Suzanne was still in college when she got married. That meant she went from living with her parents, to college life to living with her husband. She says that although she knew how to do lots of general things, like buying a house, there were simple things she’d never learned to do and getting divorced meant it was time to learn. Here’s Suzanne:
I never learned to cook. My mom never really had us cook when we were at home. I could pop frozen things in the microwave and boil water but I never cooked at home. When I was married, my husband cooked every day and I never did, so that was a big thing.
We joke about it because my son told his preschool teacher that the smoke alarm was always going off at home because mommy was always burning things. He would look at me and say,
“Can we just order pizza?”
One year for Christmas, I asked everybody to send me cookbooks or put together their favorite recipes and I started cooking by trial and error. Still, to this day, I consult my mother a lot about general things you’d think at thirty-two years of age, I should be able to do but I can’t.
My dad is Romanian and his mom, my grandma passed away right after I got married. She would cook all these Romanian dishes but she never had a recipe. It was just throw this together, add this, add this and that would basically make the meal. I spent the whole day with my dad trying to learn how to cook some of these dishes because he had been teaching himself. I think that was my favorite memory, spending time with my dad picking up some of my heritage. I have two traditional dishes that he taught me that I’ve almost perfected.
The first is chicken paprikash which is basically chicken and noodles but you make the noodles from scratch with egg, flour, salt and water. You take a whole chicken, like the ones you buy at the grocery store for $3 or $4, cut it up into pieces, and saute it in a pan with carrots and onions. Romania is a very poor country so it’s just simple ingredients, very cheap but it’s really good.
Then the other one is cabbage roll. Again it’s inexpensive. You use ground pork and it’s cooked with white rice, some spices, and paprika. Paprika’s in every Romanian dish. It’s a staple you must have in your kitchen. Basically you take the meat and rice mixture and you wrap it in cabbage and it’s in a tomato-based broth. I had quite a few times when I was trying to recreate this dish that I would have my parents over to eat with us and my dad would be,
“mmm, needs more of this ….” or “mmm … not quite right”

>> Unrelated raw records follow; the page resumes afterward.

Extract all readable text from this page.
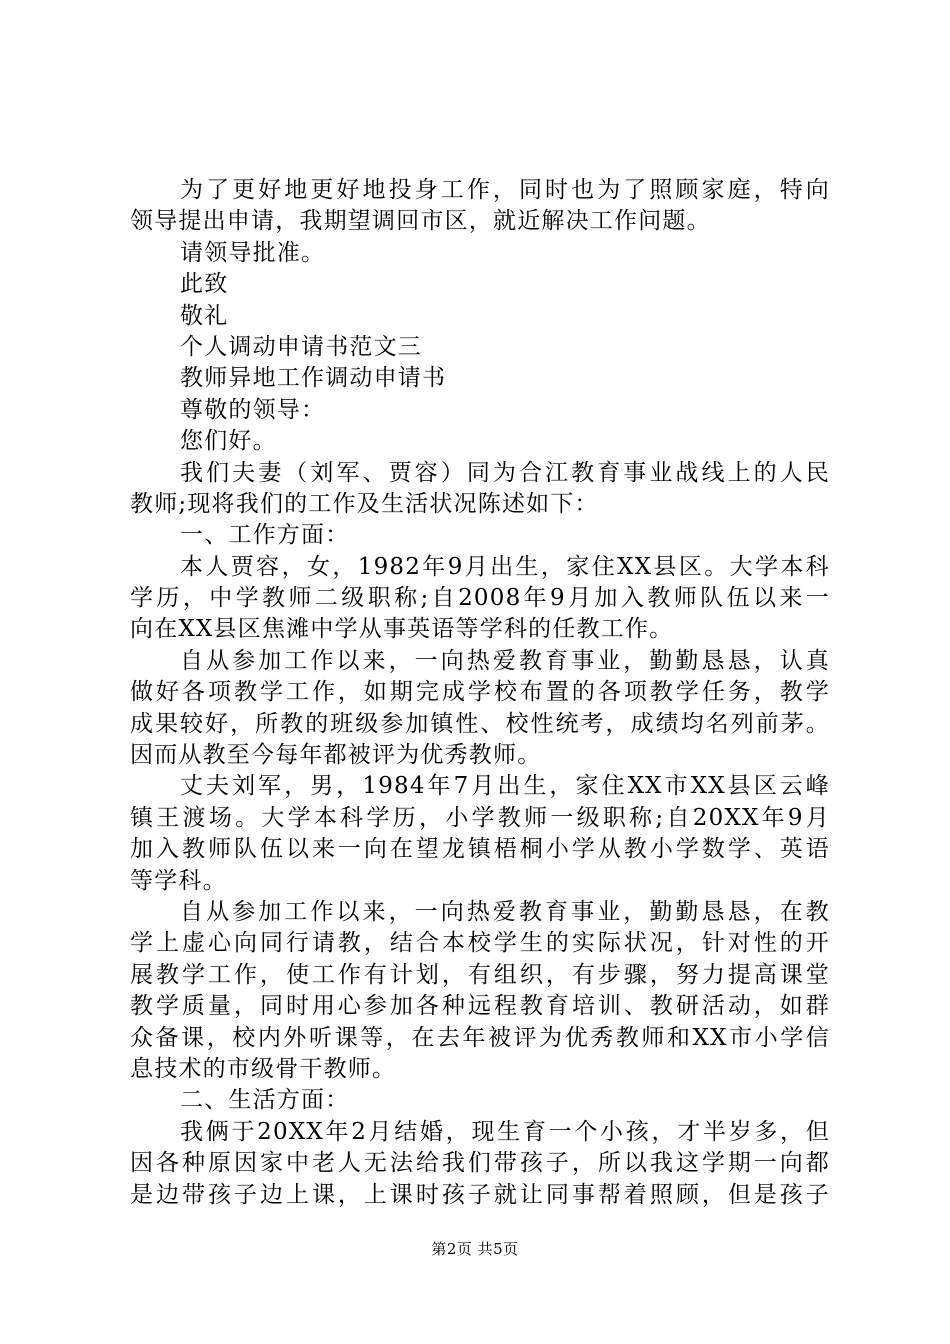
为了更好地更好地投身工作，同时也为了照顾家庭，特向
领导提出申请，我期望调回市区，就近解决工作问题。
请领导批准。
此致
敬礼
个人调动申请书范文三
教师异地工作调动申请书
尊敬的领导：
您们好。
我们夫妻（刘军、贾容）同为合江教育事业战线上的人民
教师;现将我们的工作及生活状况陈述如下：
一、工作方面：
本人贾容，女，1982年9月出生，家住XX县区。大学本科
学历，中学教师二级职称;自2008年9月加入教师队伍以来一
向在XX县区焦滩中学从事英语等学科的任教工作。
自从参加工作以来，一向热爱教育事业，勤勤恳恳，认真
做好各项教学工作，如期完成学校布置的各项教学任务，教学
成果较好，所教的班级参加镇性、校性统考，成绩均名列前茅。
因而从教至今每年都被评为优秀教师。
丈夫刘军，男，1984年7月出生，家住XX市XX县区云峰
镇王渡场。大学本科学历，小学教师一级职称;自20XX年9月
加入教师队伍以来一向在望龙镇梧桐小学从教小学数学、英语
等学科。
自从参加工作以来，一向热爱教育事业，勤勤恳恳，在教
学上虚心向同行请教，结合本校学生的实际状况，针对性的开
展教学工作，使工作有计划，有组织，有步骤，努力提高课堂
教学质量，同时用心参加各种远程教育培训、教研活动，如群
众备课，校内外听课等，在去年被评为优秀教师和XX市小学信
息技术的市级骨干教师。
二、生活方面：
我俩于20XX年2月结婚，现生育一个小孩，才半岁多，但
因各种原因家中老人无法给我们带孩子，所以我这学期一向都
是边带孩子边上课，上课时孩子就让同事帮着照顾，但是孩子
第2页 共5页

So it did take me a while but I think I’ve got it now.
I will be honest, I’m still not a great cook but I can get around the kitchen. I haven’t poisoned anyone and my son is a pretty healthy seven-year-old weighing all but seventy pounds. I don’t think he’s any worse for the wear. He does eat a lot of frozen chicken tenders and Kraft macaroni cheese 🙂
The Divorce Coach Says
Chicken Paprikash and Cabbage Rolls sound like soul food to me and I think it’s natural that when you learn to cook, you look to dishes from your heritage. My mum worked when I was going to school and so it was my job to cook dinner. She’d prepare everything the night before and leave me with detailed instructions covering what temperature to set the oven at and when to light, when to start cooking the potatoes and the vegetables and so on.
We also had to do a cooking class at school so I did learn to cook. My kids however … mmm … I definitely have some work to do there.
Who did/does the cooking in your house – is it you or your spouse? Did you learn to cook before you were married? How did you learn? Is there a recipe book or website you’d recommend?